4.5. Comparison of Emotion Classification Performance on Single-Label Datasets
To examine the performance of the LMT-CNN model on the emotion classification task, we conducted comparative experiments using deep-learning-based TextCNN, MT-CNN, and LMT-CNN emotion distribution learning models on seven single-label datasets. Note that the LLE label enhancement method [
12] was used to transform the single-label dataset into the emotion distribution dataset.

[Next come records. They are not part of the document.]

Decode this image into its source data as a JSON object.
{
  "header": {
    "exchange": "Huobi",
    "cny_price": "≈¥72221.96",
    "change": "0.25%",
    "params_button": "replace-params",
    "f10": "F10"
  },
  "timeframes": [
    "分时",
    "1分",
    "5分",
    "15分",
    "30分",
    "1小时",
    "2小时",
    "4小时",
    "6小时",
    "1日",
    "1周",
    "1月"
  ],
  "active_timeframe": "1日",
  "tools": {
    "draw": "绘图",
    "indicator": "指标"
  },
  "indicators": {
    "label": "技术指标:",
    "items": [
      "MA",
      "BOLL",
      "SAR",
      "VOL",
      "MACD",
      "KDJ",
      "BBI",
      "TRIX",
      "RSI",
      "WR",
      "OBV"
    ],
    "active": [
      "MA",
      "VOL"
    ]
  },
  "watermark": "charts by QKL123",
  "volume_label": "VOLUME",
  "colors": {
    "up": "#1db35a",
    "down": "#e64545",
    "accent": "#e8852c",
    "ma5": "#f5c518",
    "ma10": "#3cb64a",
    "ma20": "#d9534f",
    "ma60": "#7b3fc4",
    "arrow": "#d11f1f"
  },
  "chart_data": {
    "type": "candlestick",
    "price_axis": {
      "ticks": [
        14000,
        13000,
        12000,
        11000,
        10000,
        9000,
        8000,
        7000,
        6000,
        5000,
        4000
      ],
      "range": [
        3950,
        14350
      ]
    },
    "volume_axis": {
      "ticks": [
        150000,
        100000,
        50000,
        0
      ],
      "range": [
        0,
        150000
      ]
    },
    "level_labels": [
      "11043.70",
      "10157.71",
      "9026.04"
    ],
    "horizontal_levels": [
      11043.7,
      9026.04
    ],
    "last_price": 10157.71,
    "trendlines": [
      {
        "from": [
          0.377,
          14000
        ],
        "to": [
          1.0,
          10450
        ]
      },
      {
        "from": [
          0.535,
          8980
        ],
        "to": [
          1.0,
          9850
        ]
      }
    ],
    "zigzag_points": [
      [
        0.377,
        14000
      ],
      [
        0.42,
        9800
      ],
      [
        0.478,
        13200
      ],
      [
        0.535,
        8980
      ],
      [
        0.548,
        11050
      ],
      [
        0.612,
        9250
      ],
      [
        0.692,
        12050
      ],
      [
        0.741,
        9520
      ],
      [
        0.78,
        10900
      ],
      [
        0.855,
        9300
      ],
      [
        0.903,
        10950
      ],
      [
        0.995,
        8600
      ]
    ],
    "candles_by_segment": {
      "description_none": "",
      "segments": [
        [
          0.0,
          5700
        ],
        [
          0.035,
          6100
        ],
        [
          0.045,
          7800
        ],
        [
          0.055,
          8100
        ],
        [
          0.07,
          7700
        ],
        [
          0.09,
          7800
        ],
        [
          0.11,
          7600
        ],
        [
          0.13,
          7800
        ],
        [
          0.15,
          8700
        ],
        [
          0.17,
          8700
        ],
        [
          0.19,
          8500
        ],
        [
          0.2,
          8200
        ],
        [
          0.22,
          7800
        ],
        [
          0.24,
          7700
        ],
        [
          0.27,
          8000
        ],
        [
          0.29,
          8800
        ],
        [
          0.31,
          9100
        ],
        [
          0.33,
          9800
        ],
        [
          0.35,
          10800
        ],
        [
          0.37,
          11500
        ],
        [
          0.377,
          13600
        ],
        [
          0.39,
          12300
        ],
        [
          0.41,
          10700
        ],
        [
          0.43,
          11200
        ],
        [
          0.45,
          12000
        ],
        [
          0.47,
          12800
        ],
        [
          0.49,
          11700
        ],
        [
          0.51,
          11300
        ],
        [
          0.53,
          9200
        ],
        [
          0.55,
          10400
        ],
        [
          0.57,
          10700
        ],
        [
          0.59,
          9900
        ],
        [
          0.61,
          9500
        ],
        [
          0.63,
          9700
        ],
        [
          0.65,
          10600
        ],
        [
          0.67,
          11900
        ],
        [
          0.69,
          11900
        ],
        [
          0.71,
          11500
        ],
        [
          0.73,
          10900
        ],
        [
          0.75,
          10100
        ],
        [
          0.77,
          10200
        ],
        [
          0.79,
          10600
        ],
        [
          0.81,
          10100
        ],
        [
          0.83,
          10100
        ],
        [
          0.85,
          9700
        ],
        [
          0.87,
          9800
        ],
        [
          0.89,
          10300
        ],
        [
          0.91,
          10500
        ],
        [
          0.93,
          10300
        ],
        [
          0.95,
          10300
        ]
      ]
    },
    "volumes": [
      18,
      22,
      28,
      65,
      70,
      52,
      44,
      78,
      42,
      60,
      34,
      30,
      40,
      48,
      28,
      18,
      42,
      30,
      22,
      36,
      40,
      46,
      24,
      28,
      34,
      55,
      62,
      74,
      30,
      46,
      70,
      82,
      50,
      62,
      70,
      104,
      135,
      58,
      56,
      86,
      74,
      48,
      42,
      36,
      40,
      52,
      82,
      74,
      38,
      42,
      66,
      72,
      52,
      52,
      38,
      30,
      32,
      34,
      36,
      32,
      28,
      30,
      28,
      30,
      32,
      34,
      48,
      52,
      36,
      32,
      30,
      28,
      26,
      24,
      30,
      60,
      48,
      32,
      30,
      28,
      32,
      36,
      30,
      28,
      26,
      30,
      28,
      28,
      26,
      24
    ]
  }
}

When the classification task is multi-category, the performance of the classification model can be evaluated by comparing the scores of the classification indicators for each individual category. If using the arithmetic mean of all categories on different indicators as a criterion for evaluating the model, in the case of data imbalance, the categories with fewer data will affect the scores of the indicators more. For example, the
Precision indicator may score relatively high on categories with small sample sizes. This improves the average of
Precision indicators on the overall data to some extent, while in reality, not so many samples are correctly classified. Therefore, we compared the performance of the three CNN-based EDL models on each emotion label. The detailed comparative experimental results for each individual emotion category are shown in
Table 6, where the last column shows the macro averaged score of the corresponding indicators. The optimal results of each indicator are marked in bold.
As can be seen from
Table 6, LMT-CNN achieves the overall best results on all seven datasets. Taking the macro averaged
F1-score as an example, on the Fairy Tales, TEC, CBET, ISEAR, and Affect in Tweets datasets, the macro averaged F1 value of the LMT-CNN model is 0.40%, 1.32%, 0.91%, 2.17%, and 3.36% higher than that of the MT-CNN model and 0.64%, 2.37%, 1.88%, 3.54%, and 4.78% higher than that of TextCNN. Comparing the performance of LMT-CNN and the baseline model on each emotion, we can see that our model gives better results on almost all emotions. Moreover, the classification of Anger, Sadness and Fear emotions is more challenging, and the performance in all models is relatively low. For example, in the experimental results of Chinese datasets NLP&CC 2013 and NLP&CC 2014, the scores of
Recall and
F1-score on the three emotion labels Anger, Sadness, and Fear were relatively low, while the classification on the two labels Joy and Surprise achieved better results.
Compared to the two baseline methods, LMT-CNN shows different degrees of performance score improvement on different datasets. Overall, on all seven datasets, the LMT-CNN method almost always scored higher than the baseline method being compared for the classification indicators in each class. This shows that the classification performance is improved more effectively by combining the emotion knowledge module with semantic connotations for the same input text features. Adding the consideration of prior knowledge of affective words clearly helps in emotion recognition, and our particular method learns more information in the sentence while considering the information of affective words.
In addition, consistent with the experimental results of Zhang et al. [
15], the MT-CNN model scored higher than the TextCNN model on each evaluation indicator in the experiments on the seven datasets. This result shows that the performance of the multi-task neural network is significantly better than that of the traditional single-task networks in the emotion classification task. MT-CNN and LMT-CNN use the combination of cross-entropy loss and KL loss to train multi-task neural networks. In the training process, emotion distribution prediction and emotion classification tasks improve each other and can achieve better performance than single-task CNN.